Said the bluesman with irony.
Going on in the sonic exploration of the world, which was built for us, we can find “Lonely Boy” which looks a lot like a rhythmic mid-fifties early sixties blues. Wynans’s horns and boogie woogie piano drag us to an old and smoky “Jive and Swing” venue while Joe’s guitar delights us making this song one of the most beautiful and fun of the entire album. “Why Does It Takes So Long To Say Goodbye” is a great ballad, soft and slow where the guitar is the protagonist but, with a peculiar sound, it becomes romantically poignant in the solos, and “Beyond The Silence”, absolutely my favorite, which only for the record is good to designate as the most America of the tracks for atmosphere and sound. Probably the best song of the album: Wyanan at the piano and the extraordinary proof of Joe Bonamassa at the voice, give to us an Atmosphere like Flannery O’Connor of poignant impending catastrophe, simply fantastic.

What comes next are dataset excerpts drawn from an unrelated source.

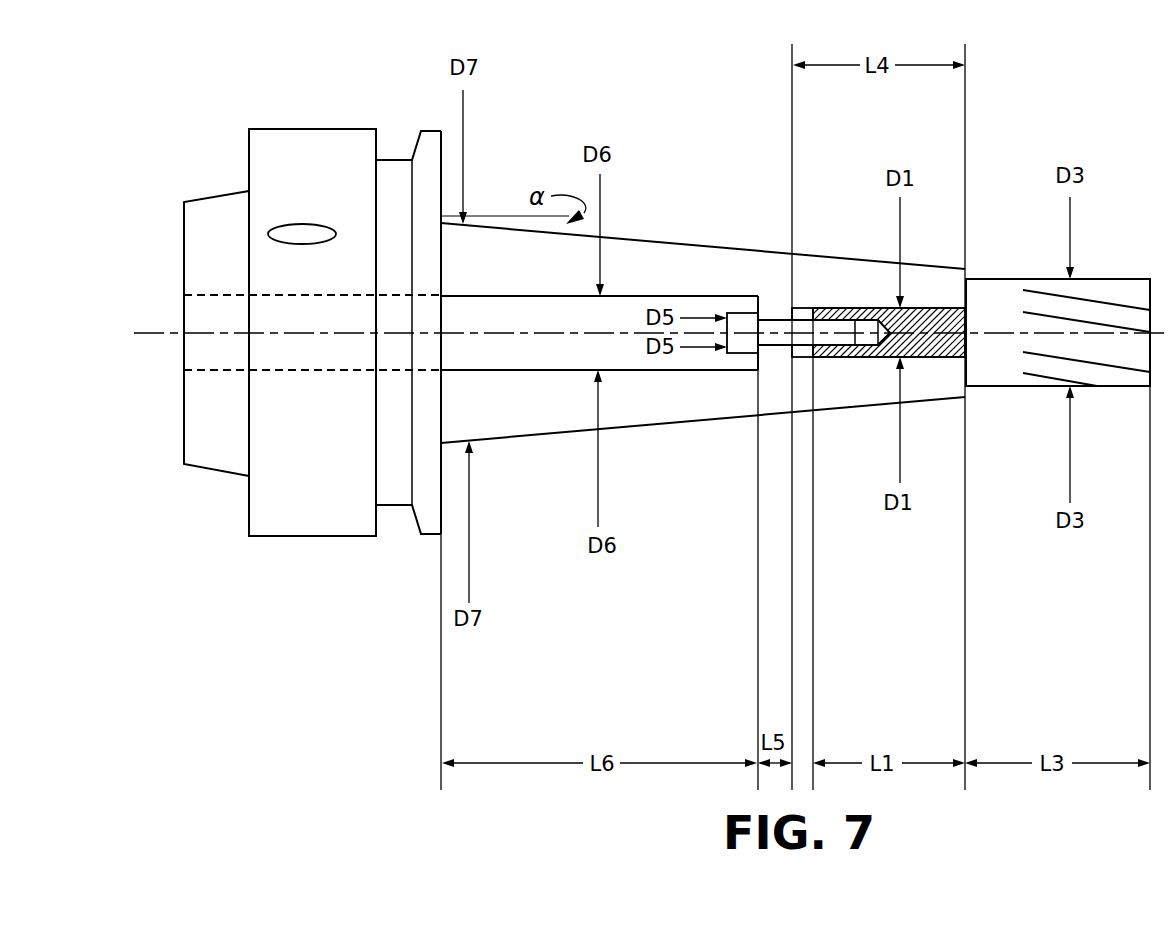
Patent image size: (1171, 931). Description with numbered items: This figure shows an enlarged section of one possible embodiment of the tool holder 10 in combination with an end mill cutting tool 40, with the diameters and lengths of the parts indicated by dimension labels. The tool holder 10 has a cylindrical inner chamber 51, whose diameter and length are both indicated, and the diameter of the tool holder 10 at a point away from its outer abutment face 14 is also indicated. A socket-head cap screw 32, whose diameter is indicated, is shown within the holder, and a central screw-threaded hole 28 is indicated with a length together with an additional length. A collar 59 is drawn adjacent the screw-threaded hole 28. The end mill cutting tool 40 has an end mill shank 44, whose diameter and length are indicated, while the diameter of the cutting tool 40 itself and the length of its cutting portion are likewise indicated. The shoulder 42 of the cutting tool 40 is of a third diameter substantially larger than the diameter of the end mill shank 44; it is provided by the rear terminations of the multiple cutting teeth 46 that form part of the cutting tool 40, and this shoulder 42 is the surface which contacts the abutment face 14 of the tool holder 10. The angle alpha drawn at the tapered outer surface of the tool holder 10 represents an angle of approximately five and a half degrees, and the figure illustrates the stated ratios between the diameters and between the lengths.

The tool holder 10 is at (307, 128).
The cylindrical inner chamber 51 is at (623, 310).
The socket-head cap screw 32 is at (741, 340).
The collar 59 is at (802, 307).
The central screw-threaded hole 28 is at (848, 357).
The end mill shank 44 is at (953, 357).
The shoulder 42 is at (995, 320).
The end mill cutting tool 40 is at (1103, 278).
The abutment face 14 is at (967, 374).
The cutting teeth 46 is at (1117, 367).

At the end of the journey, in the end of the album, we can find “Savannah” with a sound that would destroying all the sound coherence of the album and instead the result is a supporting framework. It is a roots ballad with gospel influences that seem to want to keep us still in that world and incidentally show us what John Mayer could have been if he had preferred music to pop sequins and the regret for Katy Perry lost love.